ウーバーが買収提案の地図サービス「HERE」の実力

(Photo by Pablo Blazquez Dominguez/Getty Images)



先日、ウーバーが30億ドルで買収提案を行ったと報道されたのが、フィンランドのノキアが手がける地図サービス「HERE(ヒア)」。自動車メーカーのBMWやAudi、Mercedes-Benzなどもこのサービスの導入に関心を示す中、配車サービス最大手のウーバーが、それに一歩先んじたかたちだ。

多くの自動車メーカーは自動運転車プロジェクトを進めており、彼らにとってHEREの作る高精度の地図は有用だ。現状ではグーグルマップに依存しているウーバーも、独自の地図ソフトを手に入れれば、コアビジネスの旅客運送だけでなく、食べ物の配達やマイカーの相乗り通勤の手配など、新分野での事業運営にも役立つ。

HEREの提供する地図情報は極めて精密で頻繁に更新される。ベルリンに本拠を置く同事業部門は200の拠点で約6000名を雇用。ノキアは世界中の地図を逐次更新するために億単位の経費をかけている。HEREの社名は当初Navteqだったが、2007年にノキアが81億ドルで買収した。

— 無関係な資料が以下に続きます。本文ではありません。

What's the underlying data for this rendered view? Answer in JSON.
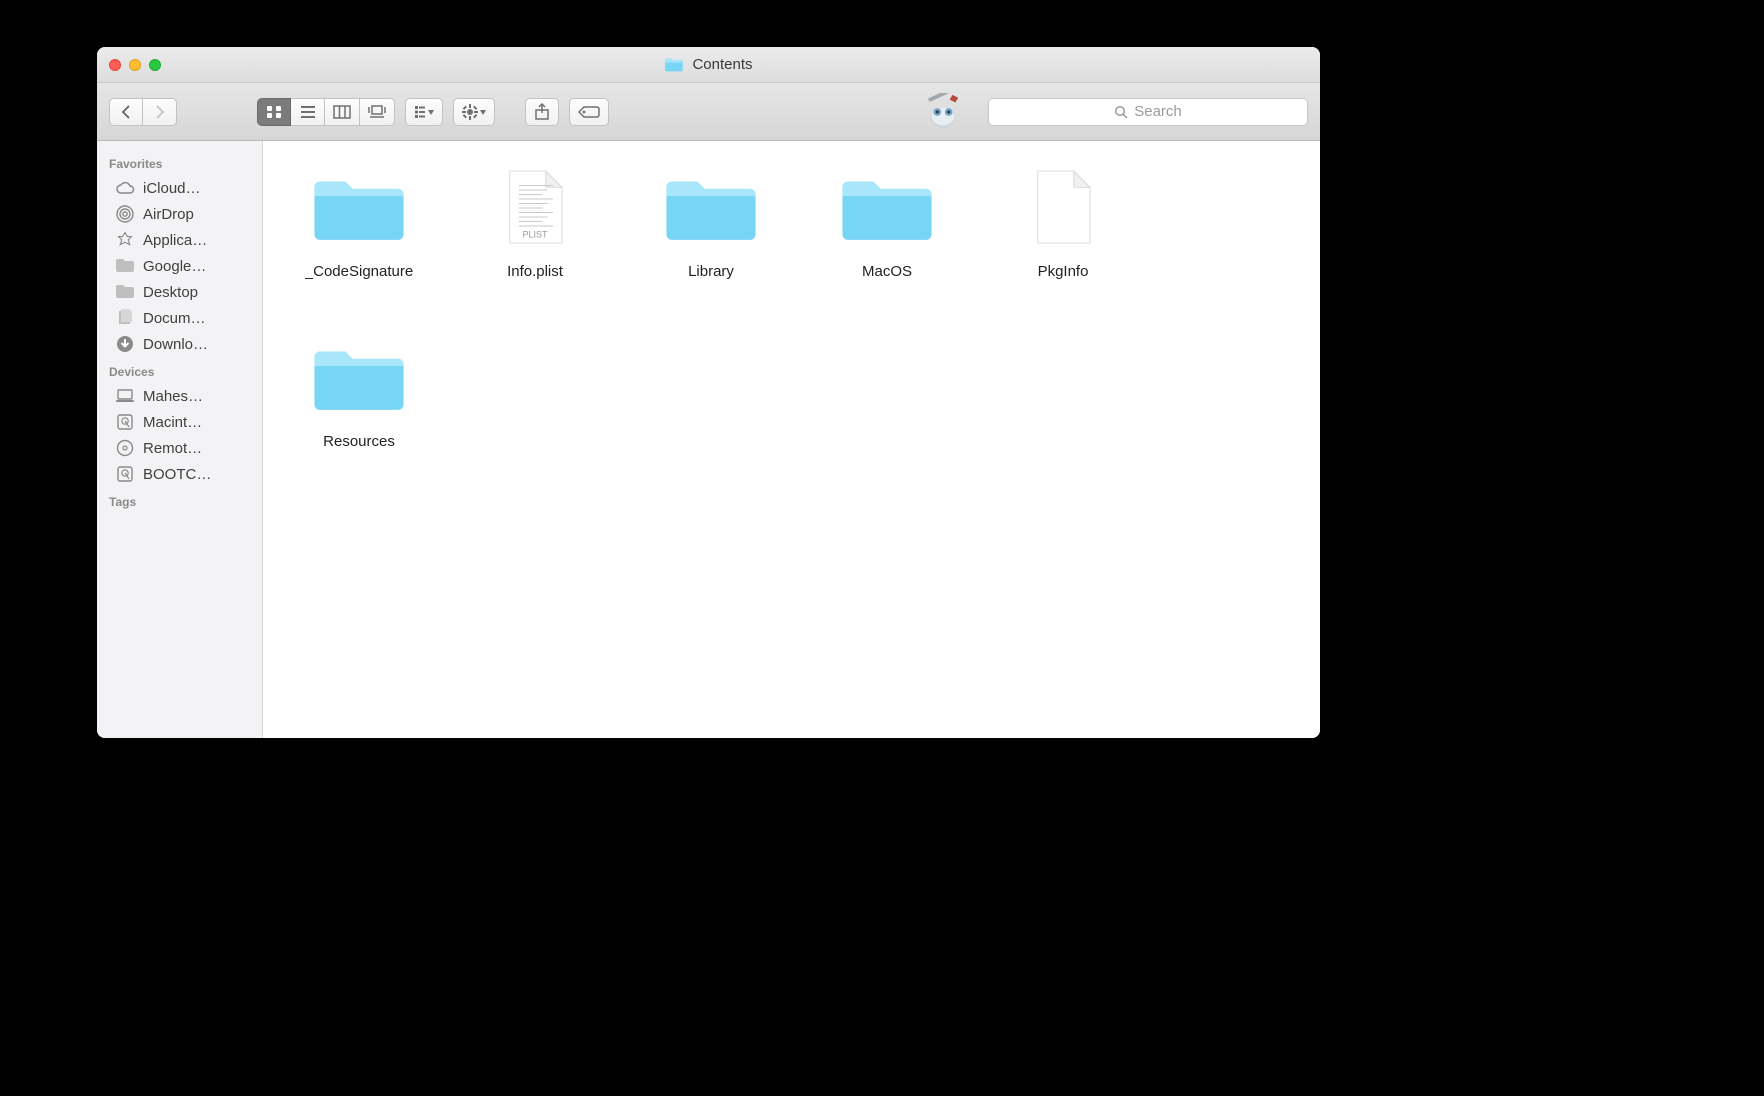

現在、デジタル地図業界で主要な位置を占めるのはグーグルマップで、推定ユーザー数は10億人。GoogleのAndroid端末ではデフォルトの地図となっている。とはいえ、HEREも自動車メーカー向け地図システム販売では優位に立っており、同市場での市場占有率は80%を超える。

ウーバーはグーグルからの出資も受けているが、同社は最近、グーグルへの依存から脱却を図っている。ウーバーは最近、マッピングと自動運転車技術に関する研究をカーネギーメロン大学と共同で行うことも発表した。

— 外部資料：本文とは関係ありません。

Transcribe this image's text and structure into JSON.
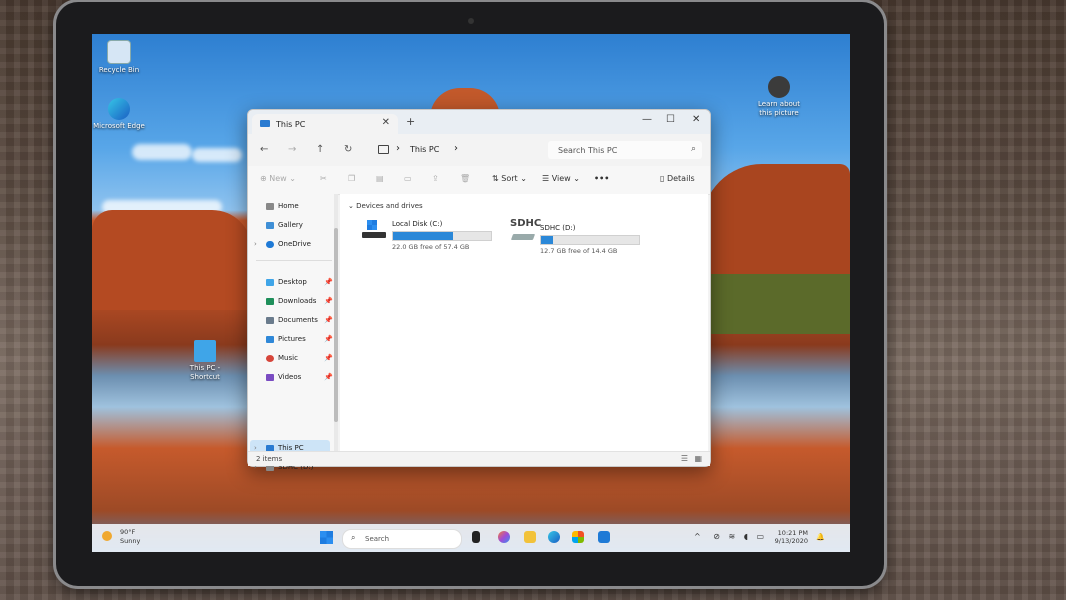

自動車メーカーらも、グーグルの動きを警戒している。Wall Street Journal 紙のレポートによると、グーグルはAndroidと同様に、全自動車メーカーが使える自動運転車用OSを売り出そうとしているからだ。

ベンチャー・キャピタルから59億ドルもの資金を調達し、売上も大いに増進中のウーバーにとって、30億ドルの買い物は、決して難しいものではないようだ。同社は3月に地図ソフト会社deCartaも買収している。

自動車メーカーやウーバー以外にも、多数の会社がHEREの獲得に関心を表明している。そこにはFacebookやAmazon、Appleのような大手ハイテク企業らも名を連ねている。